Confused about C++'s std::wstring, UTF-16, UTF-8 and displaying strings in a windows GUI

Windows from NT4 onwards is based on Unicode encoded strings, yes. Early versions were based on UCS-2, which is the predecessor of UTF-16, and thus does not support all of the characters that UTF-16 does. Later versions are based on UTF-16. Not all OSes are based on UTF-16/UCS-2, though. *nix systems, for instance, are based on UTF-8 instead.

UTF-8 is a very good choice for storing data persistently. It is a universally supported encoding in all Unicode environments, and it is a good balance between data size and loss-less data compatibility.

Yes, you would have to parse the XML, extract the necessary information from it, and decode and transform it into something the UI can use.

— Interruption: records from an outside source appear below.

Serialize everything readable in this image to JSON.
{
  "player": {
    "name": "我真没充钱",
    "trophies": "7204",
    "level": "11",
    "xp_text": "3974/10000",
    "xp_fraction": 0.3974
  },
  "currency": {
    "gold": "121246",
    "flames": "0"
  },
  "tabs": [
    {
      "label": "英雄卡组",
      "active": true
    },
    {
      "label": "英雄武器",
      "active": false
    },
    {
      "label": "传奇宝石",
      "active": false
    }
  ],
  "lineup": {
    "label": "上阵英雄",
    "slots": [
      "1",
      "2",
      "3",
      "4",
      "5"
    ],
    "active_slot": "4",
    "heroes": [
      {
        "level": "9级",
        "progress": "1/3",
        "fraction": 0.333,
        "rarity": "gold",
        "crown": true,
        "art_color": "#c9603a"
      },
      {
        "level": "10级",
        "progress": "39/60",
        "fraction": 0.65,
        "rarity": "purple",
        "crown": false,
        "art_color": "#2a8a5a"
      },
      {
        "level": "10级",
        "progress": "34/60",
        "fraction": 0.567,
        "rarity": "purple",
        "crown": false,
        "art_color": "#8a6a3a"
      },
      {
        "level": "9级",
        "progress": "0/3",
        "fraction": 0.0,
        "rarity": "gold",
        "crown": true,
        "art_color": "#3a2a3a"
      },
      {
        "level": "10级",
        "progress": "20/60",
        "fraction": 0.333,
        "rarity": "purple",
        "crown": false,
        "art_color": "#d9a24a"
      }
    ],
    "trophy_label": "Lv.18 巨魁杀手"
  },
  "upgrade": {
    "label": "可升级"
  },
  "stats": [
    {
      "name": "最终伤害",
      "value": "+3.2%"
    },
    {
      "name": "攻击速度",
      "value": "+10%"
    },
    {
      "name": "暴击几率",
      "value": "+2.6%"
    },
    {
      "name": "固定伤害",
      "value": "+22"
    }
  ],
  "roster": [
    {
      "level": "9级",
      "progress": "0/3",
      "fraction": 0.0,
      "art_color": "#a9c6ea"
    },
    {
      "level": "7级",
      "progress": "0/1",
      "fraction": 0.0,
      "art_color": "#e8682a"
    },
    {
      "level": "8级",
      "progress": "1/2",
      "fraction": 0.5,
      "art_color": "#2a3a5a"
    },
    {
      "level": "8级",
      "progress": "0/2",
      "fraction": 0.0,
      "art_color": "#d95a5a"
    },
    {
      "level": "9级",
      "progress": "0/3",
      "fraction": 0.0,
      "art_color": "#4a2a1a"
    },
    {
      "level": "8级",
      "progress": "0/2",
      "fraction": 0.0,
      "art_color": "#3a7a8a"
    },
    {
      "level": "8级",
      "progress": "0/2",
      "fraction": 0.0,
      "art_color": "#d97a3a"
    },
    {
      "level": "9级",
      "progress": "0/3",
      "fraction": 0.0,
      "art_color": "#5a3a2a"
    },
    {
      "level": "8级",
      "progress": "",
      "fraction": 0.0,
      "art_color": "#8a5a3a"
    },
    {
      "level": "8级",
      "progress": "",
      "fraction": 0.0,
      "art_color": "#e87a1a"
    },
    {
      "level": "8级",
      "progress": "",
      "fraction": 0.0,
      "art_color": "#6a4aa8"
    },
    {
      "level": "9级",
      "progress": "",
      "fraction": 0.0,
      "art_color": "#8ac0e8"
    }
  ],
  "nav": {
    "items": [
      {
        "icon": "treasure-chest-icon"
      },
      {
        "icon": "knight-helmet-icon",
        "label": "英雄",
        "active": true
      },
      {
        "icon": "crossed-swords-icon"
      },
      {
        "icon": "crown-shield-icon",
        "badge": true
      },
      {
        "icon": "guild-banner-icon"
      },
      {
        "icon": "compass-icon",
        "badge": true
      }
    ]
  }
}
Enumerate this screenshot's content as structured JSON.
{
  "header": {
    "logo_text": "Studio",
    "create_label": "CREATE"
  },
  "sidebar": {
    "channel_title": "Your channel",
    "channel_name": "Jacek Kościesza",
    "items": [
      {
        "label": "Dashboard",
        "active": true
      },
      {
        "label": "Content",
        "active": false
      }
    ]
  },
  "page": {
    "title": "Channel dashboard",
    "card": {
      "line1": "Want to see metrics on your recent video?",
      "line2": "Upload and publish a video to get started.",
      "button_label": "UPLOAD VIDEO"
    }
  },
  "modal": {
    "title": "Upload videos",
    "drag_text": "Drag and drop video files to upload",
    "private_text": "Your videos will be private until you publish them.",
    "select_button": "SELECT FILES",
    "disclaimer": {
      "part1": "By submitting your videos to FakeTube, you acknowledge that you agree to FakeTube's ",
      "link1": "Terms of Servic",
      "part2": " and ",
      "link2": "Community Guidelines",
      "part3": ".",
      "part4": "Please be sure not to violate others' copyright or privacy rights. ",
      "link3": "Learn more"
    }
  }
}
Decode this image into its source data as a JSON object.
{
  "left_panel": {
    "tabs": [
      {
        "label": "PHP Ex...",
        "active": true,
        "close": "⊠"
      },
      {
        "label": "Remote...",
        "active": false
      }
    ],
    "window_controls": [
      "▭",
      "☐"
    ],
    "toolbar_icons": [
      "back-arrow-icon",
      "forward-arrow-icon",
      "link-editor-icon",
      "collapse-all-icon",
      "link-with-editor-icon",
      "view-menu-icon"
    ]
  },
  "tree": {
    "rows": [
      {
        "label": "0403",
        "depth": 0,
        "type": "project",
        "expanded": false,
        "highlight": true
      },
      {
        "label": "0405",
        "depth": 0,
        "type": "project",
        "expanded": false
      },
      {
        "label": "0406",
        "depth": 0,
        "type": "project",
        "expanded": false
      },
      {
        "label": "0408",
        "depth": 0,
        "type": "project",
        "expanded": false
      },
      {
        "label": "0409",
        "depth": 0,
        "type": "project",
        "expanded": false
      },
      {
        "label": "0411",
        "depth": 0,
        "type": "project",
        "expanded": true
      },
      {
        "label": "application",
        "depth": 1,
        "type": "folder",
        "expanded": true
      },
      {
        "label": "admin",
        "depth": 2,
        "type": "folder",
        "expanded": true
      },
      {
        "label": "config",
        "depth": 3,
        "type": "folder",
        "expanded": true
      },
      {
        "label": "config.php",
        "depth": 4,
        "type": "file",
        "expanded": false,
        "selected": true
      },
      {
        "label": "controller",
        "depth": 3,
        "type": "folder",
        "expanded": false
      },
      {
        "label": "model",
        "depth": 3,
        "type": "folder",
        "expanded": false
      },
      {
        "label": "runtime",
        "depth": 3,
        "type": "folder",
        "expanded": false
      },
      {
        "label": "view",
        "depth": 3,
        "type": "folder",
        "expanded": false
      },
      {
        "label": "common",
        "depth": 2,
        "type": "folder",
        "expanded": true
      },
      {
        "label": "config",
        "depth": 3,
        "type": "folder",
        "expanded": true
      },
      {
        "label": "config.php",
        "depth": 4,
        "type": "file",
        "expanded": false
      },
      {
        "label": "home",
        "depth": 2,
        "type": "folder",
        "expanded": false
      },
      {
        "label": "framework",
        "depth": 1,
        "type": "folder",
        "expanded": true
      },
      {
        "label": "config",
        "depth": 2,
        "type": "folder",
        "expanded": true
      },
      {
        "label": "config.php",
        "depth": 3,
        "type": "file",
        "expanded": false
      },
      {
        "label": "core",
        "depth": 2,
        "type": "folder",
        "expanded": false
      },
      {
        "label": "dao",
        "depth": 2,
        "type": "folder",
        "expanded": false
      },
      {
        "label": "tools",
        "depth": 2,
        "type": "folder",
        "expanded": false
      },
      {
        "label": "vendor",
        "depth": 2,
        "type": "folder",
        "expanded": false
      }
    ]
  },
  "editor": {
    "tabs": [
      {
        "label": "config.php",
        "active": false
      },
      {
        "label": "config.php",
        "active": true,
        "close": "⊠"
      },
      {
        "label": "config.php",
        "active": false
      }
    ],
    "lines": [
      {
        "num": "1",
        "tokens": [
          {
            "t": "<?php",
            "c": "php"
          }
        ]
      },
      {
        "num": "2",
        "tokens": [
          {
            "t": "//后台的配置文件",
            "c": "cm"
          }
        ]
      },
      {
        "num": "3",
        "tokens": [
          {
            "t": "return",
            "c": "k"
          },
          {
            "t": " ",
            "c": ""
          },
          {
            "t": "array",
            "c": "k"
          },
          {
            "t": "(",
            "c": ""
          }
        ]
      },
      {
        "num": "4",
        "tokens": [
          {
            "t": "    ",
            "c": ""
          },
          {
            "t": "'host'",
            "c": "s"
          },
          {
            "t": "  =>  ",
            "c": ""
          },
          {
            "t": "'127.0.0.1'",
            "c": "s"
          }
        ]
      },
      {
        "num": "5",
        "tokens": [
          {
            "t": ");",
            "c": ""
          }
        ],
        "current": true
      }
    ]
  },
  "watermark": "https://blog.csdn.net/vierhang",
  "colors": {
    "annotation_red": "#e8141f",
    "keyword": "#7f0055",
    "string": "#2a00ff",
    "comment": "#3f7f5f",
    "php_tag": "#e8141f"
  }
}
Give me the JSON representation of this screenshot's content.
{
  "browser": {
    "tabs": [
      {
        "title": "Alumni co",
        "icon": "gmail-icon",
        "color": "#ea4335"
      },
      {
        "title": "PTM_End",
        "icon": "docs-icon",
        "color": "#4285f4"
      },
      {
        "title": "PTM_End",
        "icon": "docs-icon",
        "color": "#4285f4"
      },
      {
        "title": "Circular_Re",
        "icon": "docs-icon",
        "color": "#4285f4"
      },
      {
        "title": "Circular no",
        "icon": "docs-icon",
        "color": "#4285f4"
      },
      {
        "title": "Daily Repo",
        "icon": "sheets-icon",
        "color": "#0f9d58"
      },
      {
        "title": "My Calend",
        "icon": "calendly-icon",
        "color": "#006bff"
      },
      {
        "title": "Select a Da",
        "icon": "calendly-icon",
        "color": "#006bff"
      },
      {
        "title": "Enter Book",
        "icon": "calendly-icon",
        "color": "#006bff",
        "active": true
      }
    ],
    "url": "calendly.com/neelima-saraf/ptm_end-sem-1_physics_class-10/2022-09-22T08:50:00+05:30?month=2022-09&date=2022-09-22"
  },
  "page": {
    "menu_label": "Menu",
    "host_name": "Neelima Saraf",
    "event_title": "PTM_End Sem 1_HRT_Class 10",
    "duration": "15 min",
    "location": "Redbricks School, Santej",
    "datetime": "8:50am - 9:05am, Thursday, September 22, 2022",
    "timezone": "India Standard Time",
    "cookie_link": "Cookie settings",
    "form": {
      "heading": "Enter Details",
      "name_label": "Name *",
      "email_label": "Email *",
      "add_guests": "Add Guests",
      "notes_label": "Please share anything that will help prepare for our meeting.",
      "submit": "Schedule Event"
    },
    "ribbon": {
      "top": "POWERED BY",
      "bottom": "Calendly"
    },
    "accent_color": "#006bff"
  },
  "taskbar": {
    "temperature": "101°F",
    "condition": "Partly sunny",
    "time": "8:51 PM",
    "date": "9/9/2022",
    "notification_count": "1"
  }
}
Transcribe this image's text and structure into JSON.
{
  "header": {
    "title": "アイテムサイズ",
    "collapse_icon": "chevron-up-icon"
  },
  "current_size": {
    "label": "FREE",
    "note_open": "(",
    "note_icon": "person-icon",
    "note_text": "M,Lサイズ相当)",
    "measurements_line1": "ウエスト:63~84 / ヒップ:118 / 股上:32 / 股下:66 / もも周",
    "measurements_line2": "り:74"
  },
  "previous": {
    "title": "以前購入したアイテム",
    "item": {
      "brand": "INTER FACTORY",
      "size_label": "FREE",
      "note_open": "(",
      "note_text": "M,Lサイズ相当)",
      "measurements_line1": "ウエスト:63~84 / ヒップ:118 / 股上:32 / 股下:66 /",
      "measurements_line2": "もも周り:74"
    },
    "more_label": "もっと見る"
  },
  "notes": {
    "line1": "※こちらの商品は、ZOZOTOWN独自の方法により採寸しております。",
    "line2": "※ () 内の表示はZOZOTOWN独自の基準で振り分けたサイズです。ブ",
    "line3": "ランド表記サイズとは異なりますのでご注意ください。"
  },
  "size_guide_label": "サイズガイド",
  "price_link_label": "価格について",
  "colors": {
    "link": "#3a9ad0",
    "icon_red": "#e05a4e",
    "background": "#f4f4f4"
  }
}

std::wstring is technically UCS-2: two bytes are used for each character and the code tables mostly map to Unicode format. It's important to understand that UCS-2 is not the same as UTF-16! UTF-16 allows "surrogate pairs" in order to represent characters which are outside of the two-byte range, but UCS-2 uses exactly two bytes for each character, period.

The best rule for your situation is to do your transcoding when you read and write to the disk. Once it's in memory, keep it in UCS-2 format. Windows APIs will read it as if it were UTF-16 (which is to say, while std::wstring doesn't understand the concept of surrogate pairs, if you manually create them (which you won't, if your only language is English), Windows will read them).

Whenever you're reading data in or out of serialization formats (such as XML) in the modern day, you'll probably need to do transcoding. It's an unpleasant and very unfortunate fact of life, but inevitable since Unicode is a variable-width character encoding and most character-based operations in C++ are done as arrays, for which you need consistent spacing.

Higher-level frameworks, such as .NET, obscure most of the details, but behind the scenes, they're handling the transcoding in the same fashion: changing variable-width data to fixed-width strings, manipulating them, and then changing them back into variable-width encodings when required for output.


AFAIK when you work with std::wstring on Windows in C++ and store using UTF-8 in files (which sounds good and reasonable), then you have to convert the data to UTF-8 when writing to a file, and convert back to UTF-16 when reading from a file. Check out this link: Writing UTF-8 Files in C++.

I would stick with the Visual Studio default of project -> Properties -> Configuration Properties -> General -> Character Set -> Use Unicode Character Set, use the wchar_t type (i.e. with std::wstring) and not use the TCHAR type. (E.g. I would just use the wcslen version of strlen and not _tcslen.)